Do czynności genealogicznych można podejść od rdzenia, czyli od genetyki. Nic na to nie poradzę, ale czuję, że mam tych wszystkich przodków w sobie. I w różnych momentach życia odzywa się to ten, to tamta. Mówią w różnych językach, polemizują ze sobą, łączą się i rozdzielają, czule obejmują albo okładają się kijami. No to ukażcie się, przedstawcie, proszę bardzo. Opowiem o was, dam wam chleba, napoju.
Nikt nie potrafi strząsnąć z siebie genów. To nie kurz, nie śnieg, nie pyłki z drzew.
Nie wtłaczam w tę opowieść wszystkich faktów, które znajduję w dokumentach, choć pokusa jest wielka, żeby odnotować każdą ciotkę babci z pierwszego małżeństwa, albo wujka w trzecim stopniu pokrewieństwa. Przecież to jedyna okazja, żeby zaistnieli, choćby tylko z imienia. Może warto przełamać zasadę, że pamiętani są tylko ci, których znaliśmy, albo tacy, którzy czymś się odznaczyli. Odnotować obecność kuzynki dziadka, Emilki. Tylko czy ona tego potrzebuje?

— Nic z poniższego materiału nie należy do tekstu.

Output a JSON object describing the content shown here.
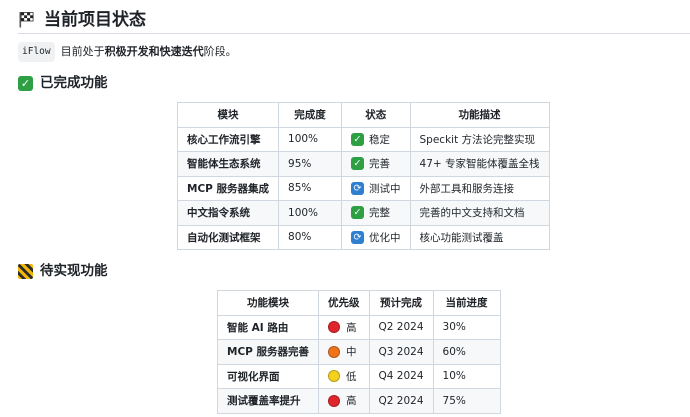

Rodzinna solidarność, czyli nepotyzm skłania do tego, by każdego statystę uwiecznić. Skoro już mam jakąś datę, to nie wypuszczam jej z ręki, bo to może ważne, że coś zdarzyło się właśnie nie 3, a 13 września 1876 roku (ale niepokój: starego czy nowego stylu) i może wyliczyć, że dajmy na to we wtorek. Czy to skłonność do magii, czy do kancelaryjnej dokładności? Nie wiem. Może jedno i drugie. Czasami w kancelaryjnych rubrykach odbija się jakiś wyższy porządek czy głębsza zasada. Na pewno są tam ślady ludzi i miejsc dawno przepadłych. No dobrze, postaram się w tych kwestiach nie nadużywać cierpliwości czytelnika.
Przeważnie mam do czynienia z cieniami, nie słyszę ich głosu. I poniekąd jestem w uprzywilejowanej sytuacji. Gdybym ich poznał twarzą w twarz, byłoby pewnie niemało rozczarowań.

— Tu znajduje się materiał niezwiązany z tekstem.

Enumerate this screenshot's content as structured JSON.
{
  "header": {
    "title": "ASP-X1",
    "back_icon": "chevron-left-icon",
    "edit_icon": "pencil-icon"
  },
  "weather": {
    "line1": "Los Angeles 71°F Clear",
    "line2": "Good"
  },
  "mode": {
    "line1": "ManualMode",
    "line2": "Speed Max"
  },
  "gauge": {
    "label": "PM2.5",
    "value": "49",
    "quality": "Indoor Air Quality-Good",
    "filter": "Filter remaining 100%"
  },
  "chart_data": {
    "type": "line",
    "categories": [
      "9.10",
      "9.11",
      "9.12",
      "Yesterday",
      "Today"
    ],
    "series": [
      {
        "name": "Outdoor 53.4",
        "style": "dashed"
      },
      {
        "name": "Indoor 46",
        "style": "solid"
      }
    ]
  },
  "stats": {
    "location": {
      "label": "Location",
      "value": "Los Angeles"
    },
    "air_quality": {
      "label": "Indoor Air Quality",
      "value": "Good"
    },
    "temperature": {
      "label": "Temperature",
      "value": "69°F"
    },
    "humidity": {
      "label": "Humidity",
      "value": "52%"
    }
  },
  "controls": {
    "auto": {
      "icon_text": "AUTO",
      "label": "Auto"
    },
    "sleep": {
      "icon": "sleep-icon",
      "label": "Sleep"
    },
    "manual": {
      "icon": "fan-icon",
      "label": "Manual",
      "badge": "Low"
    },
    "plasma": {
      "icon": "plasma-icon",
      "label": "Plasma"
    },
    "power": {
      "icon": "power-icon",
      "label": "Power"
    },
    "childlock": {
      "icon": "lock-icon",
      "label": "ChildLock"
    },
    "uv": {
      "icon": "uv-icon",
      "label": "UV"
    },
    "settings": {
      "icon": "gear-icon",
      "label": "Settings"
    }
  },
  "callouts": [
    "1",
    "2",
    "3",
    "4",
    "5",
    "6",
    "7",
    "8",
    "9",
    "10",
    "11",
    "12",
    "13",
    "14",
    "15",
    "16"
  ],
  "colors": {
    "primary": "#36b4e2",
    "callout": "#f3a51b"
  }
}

Sporo udało mi się dowiedzieć, bo mania genealogiczna nie opuszcza mnie od dzieciństwa i wypytywałem na ten temat wszystkie babki i ciotki, niezbyt skłonne jednak do wspomnień sprzed rewolucji, z ich świata utraconego. W trakcie tych przesłuchań rodzinnych w pewnym momencie udało mi się ustalić, że dość bliski krewny, Bogdan Michelson żyje i mieszka w Konstancinie. Byłem zdumiony, że ani moja mama, ani babcia nie podtrzymywały z nim kontaktów i postanowiłem to naprawić. Babcia była zdruzgotana, tłumaczyła mi, że to najnudniejszy człowiek na świecie, że nie ma o czym z nim rozmawiać, ale ja sprowadziłem go do domu, szczęśliwy, że odtworzyłem więź. Faktycznie, był nudny. Po cichutku wycofałem się ze stołowego pokoju i zostawiłem rodzinę sam na sam z odnalezionym ogniwem.

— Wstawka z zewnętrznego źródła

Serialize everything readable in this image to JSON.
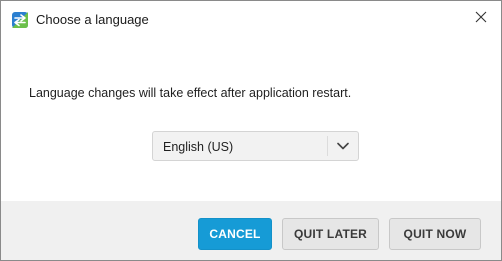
{
  "window": {
    "title": "Choose a language",
    "icons": {
      "app": "app-logo-icon",
      "close": "close-icon"
    }
  },
  "body": {
    "message": "Language changes will take effect after application restart."
  },
  "language_select": {
    "value": "English (US)",
    "icon": "chevron-down-icon"
  },
  "buttons": {
    "cancel": "CANCEL",
    "quit_later": "QUIT LATER",
    "quit_now": "QUIT NOW"
  },
  "colors": {
    "primary": "#169bd6",
    "secondary_button": "#e6e6e6",
    "footer": "#f0f0f0",
    "logo_blue": "#2b7fd0",
    "logo_green": "#6cc04a"
  }
}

Najpierw będzie o Michelsonach. To strona mojej matki. Zanim jednak zacznę, oddam głos estońskiej poetce, zmarłej kilka lat temu Ene Mihkelson. Nie wiem, czy pochodziła z bliższych, czy dalszych krewnych, ale urodziła się o krok od naszych miejsc rodzinnych.
Od rana w ustach smak wieczoru
trawa ciężka Świat bez zapachów
wyjdzie z nocy
Czas wspomnień niech się zbudzi oddalający się obraz
miejsca z którego pochodzę [1]
Od czego zacząć? Przecież nie ma początku, gubi się, rozpływa. Czy zacząć od dnia, kiedy Fryderyk Gustaw Michelson ruszył z estońskiego miasta Pajde (wówczas Weissenstein, a w czasach krótkiej obecności polskiej w XVII wieku – Biały Kamień) do Kijowa, czy może od dnia, kiedy jego ojciec Gustaw przeniósł się do Pajde z wioski Kodasema [2], gdzie został jego ojciec Mikhel? Kiedy piszę te słowa ma ona trzydziestu mieszkańców.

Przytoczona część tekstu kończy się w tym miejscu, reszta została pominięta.